Aquele que não acredita na sua verdade morre e merece morrer. Acreditar é viver aquilo em que se acredita, é ser aquilo em que se acredita, é sofrer de que não esteja tudo repassado dessa alma, e de que ela não subjugue tudo. Acreditar é ser absolutista, firmar a absolutidade daquilo em que acreditamos. É ser totalitário, intransigente, fanático. Acreditar é viver e proclamar um dogma. Só ao tornar-se dogma, combate, intolerância e imperialismo, só na implacável invasão do amor, no incêndio total da fé, só assim existe a crença.
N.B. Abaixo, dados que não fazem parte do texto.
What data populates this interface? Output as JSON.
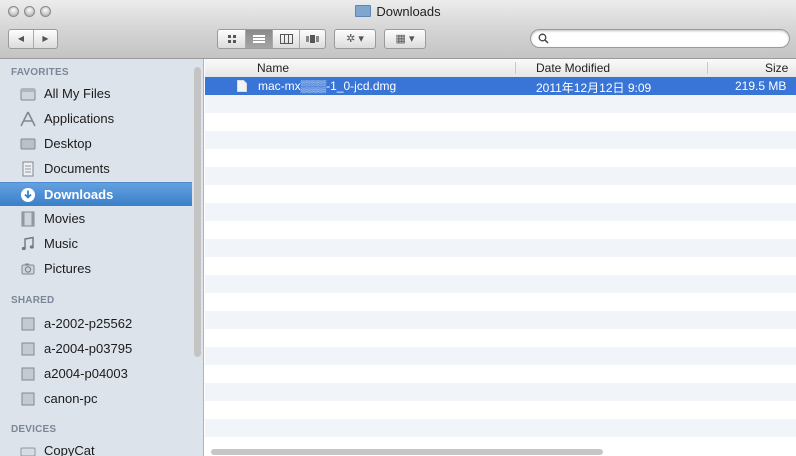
{
  "window": {
    "title": "Downloads"
  },
  "toolbar": {
    "back_glyph": "◀",
    "forward_glyph": "▶",
    "action_glyph": "✲ ▾",
    "arrange_glyph": "▦ ▾",
    "search": {
      "placeholder": "",
      "value": ""
    }
  },
  "sidebar": {
    "sections": [
      {
        "label": "FAVORITES",
        "items": [
          {
            "label": "All My Files",
            "icon": "all-files-icon"
          },
          {
            "label": "Applications",
            "icon": "applications-icon"
          },
          {
            "label": "Desktop",
            "icon": "desktop-icon"
          },
          {
            "label": "Documents",
            "icon": "documents-icon"
          },
          {
            "label": "Downloads",
            "icon": "downloads-icon",
            "selected": true
          },
          {
            "label": "Movies",
            "icon": "movies-icon"
          },
          {
            "label": "Music",
            "icon": "music-icon"
          },
          {
            "label": "Pictures",
            "icon": "pictures-icon"
          }
        ]
      },
      {
        "label": "SHARED",
        "items": [
          {
            "label": "a-2002-p25562",
            "icon": "network-computer-icon"
          },
          {
            "label": "a-2004-p03795",
            "icon": "network-computer-icon"
          },
          {
            "label": "a2004-p04003",
            "icon": "network-computer-icon"
          },
          {
            "label": "canon-pc",
            "icon": "network-computer-icon"
          }
        ]
      },
      {
        "label": "DEVICES",
        "items": [
          {
            "label": "CopyCat",
            "icon": "disk-icon"
          }
        ]
      }
    ]
  },
  "file_list": {
    "columns": {
      "name": "Name",
      "date": "Date Modified",
      "size": "Size"
    },
    "rows": [
      {
        "name": "mac-mx▒▒▒-1_0-jcd.dmg",
        "date": "2011年12月12日 9:09",
        "size": "219.5 MB",
        "selected": true
      }
    ]
  },
  "colors": {
    "selection": "#3875d7",
    "sidebar_selection": "#3a7fc9",
    "sidebar_bg": "#dde3ea",
    "stripe": "#f1f5fa"
  }
}
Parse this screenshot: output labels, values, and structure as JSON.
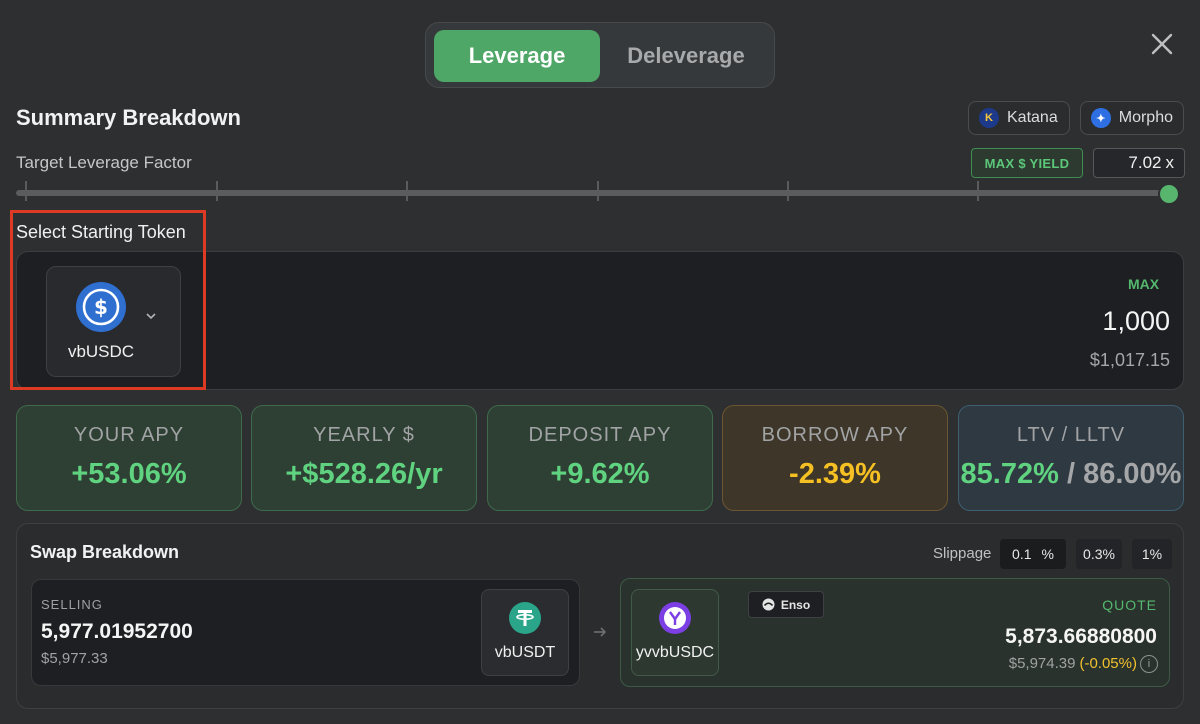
{
  "toggle": {
    "leverage": "Leverage",
    "deleverage": "Deleverage",
    "active": "Leverage"
  },
  "header": {
    "title": "Summary Breakdown"
  },
  "protocols": [
    {
      "name": "Katana",
      "icon": "katana-icon",
      "color": "#f5c73b"
    },
    {
      "name": "Morpho",
      "icon": "morpho-icon",
      "color": "#2f6fe4"
    }
  ],
  "leverage": {
    "label": "Target Leverage Factor",
    "max_yield_label": "MAX $ YIELD",
    "value": "7.02",
    "unit": "x",
    "slider_fraction": 1.0
  },
  "starting_token": {
    "label": "Select Starting Token",
    "token": "vbUSDC",
    "max_label": "MAX",
    "amount": "1,000",
    "usd_value": "$1,017.15"
  },
  "stats": [
    {
      "label": "YOUR APY",
      "value": "+53.06%",
      "color": "#5fd37f"
    },
    {
      "label": "YEARLY $",
      "value": "+$528.26/yr",
      "color": "#5fd37f"
    },
    {
      "label": "DEPOSIT APY",
      "value": "+9.62%",
      "color": "#5fd37f"
    },
    {
      "label": "BORROW APY",
      "value": "-2.39%",
      "color": "#f5c023"
    },
    {
      "label": "LTV / LLTV",
      "value_ltv": "85.72%",
      "separator": " / ",
      "value_lltv": "86.00%",
      "color": "#5fd37f"
    }
  ],
  "swap": {
    "title": "Swap Breakdown",
    "slippage_label": "Slippage",
    "slippage_options": [
      "0.1",
      "%",
      "0.3%",
      "1%"
    ],
    "selling": {
      "label": "SELLING",
      "amount": "5,977.01952700",
      "usd": "$5,977.33",
      "token": "vbUSDT"
    },
    "quote": {
      "provider": "Enso",
      "label": "QUOTE",
      "token": "yvvbUSDC",
      "amount": "5,873.66880800",
      "usd": "$5,974.39",
      "price_impact": "(-0.05%)",
      "info": "i"
    }
  }
}
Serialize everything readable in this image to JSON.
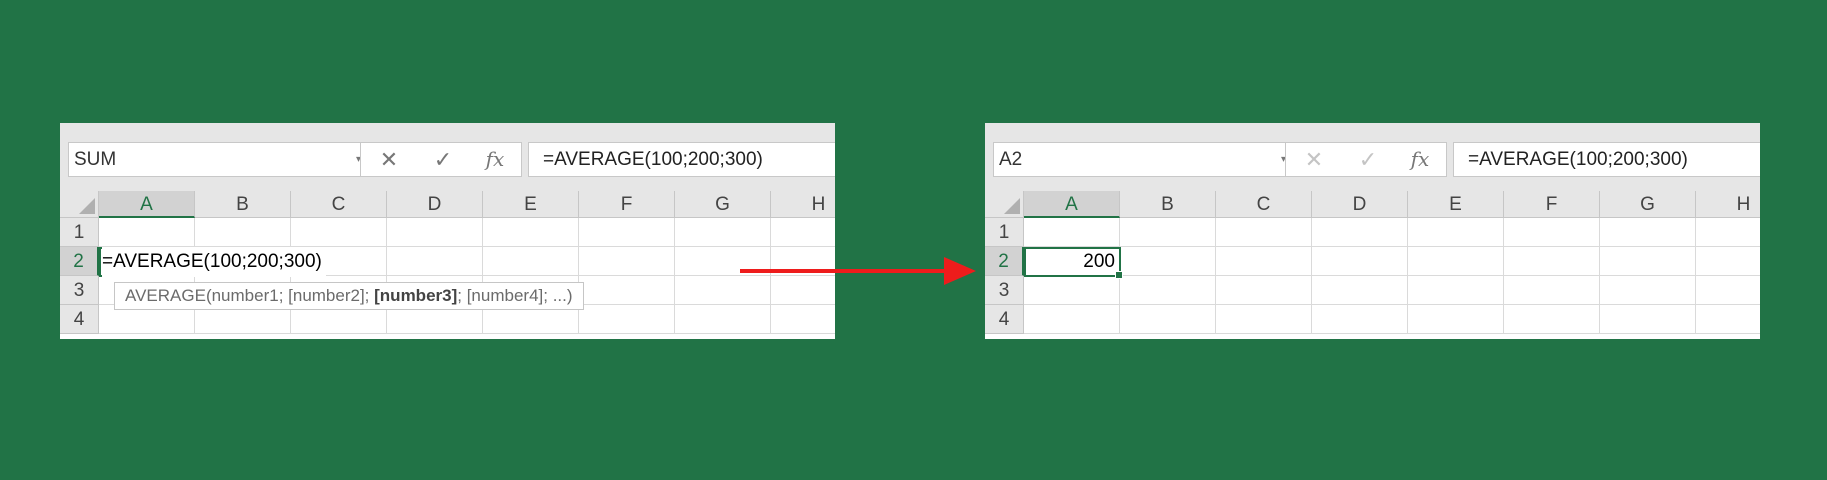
{
  "left": {
    "name_box": "SUM",
    "formula_bar": "=AVERAGE(100;200;300)",
    "columns": [
      "A",
      "B",
      "C",
      "D",
      "E",
      "F",
      "G",
      "H"
    ],
    "rows": [
      "1",
      "2",
      "3",
      "4"
    ],
    "cell_edit_text": "=AVERAGE(100;200;300)",
    "tooltip": {
      "func": "AVERAGE",
      "args_before": "(number1; [number2]; ",
      "current_arg": "[number3]",
      "args_after": "; [number4]; ...)"
    }
  },
  "right": {
    "name_box": "A2",
    "formula_bar": "=AVERAGE(100;200;300)",
    "columns": [
      "A",
      "B",
      "C",
      "D",
      "E",
      "F",
      "G",
      "H"
    ],
    "rows": [
      "1",
      "2",
      "3",
      "4"
    ],
    "cell_value": "200"
  },
  "icons": {
    "cancel": "✕",
    "enter": "✓",
    "fx": "fx",
    "dropdown": "▾",
    "vdots": "⋮"
  },
  "colors": {
    "background": "#217346",
    "accent": "#217346",
    "arrow": "#ee1c1c"
  }
}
A crença não admite limites no seu objecto, pois, de outro modo, ela e ele desapareceriam pela bruma indecisa dos contornos. A crença é indemovível e impenetrável, inflexível e dura como diamante. A crença não pactua nem se amolda, nem recua, nem amolece, nem se minimiza. Infla e avança e sobe, como um vento ou uma cheia. Se admitisse outra verdade contrária, se lhe tolerasse a existência, se duvidasse, não seria crença, mas sim dúvida.
Arrastamo-nos, alheados e vagos, por um tempo de demissão. Não assumimos a nossa verdade, não combatemos pela nossa alma. Ou amamos demasiadamente a vida, a nossa vida animal, a vidinha — e, de cobardia, morremos; ou levantamos anteparos, amortecedores, pára-choques, passamos a mão pelo lombo das feras, comprazemos com as exigências dos provocadores, fazemos desvios de caminho, disfarçamo-nos ou abastardamo-nos, metemos o rabinho entre as pernas, damos ao erro e à mentira foros de cidade na cidade que nos pertence — e tornamo-nos pigmeus e escravos.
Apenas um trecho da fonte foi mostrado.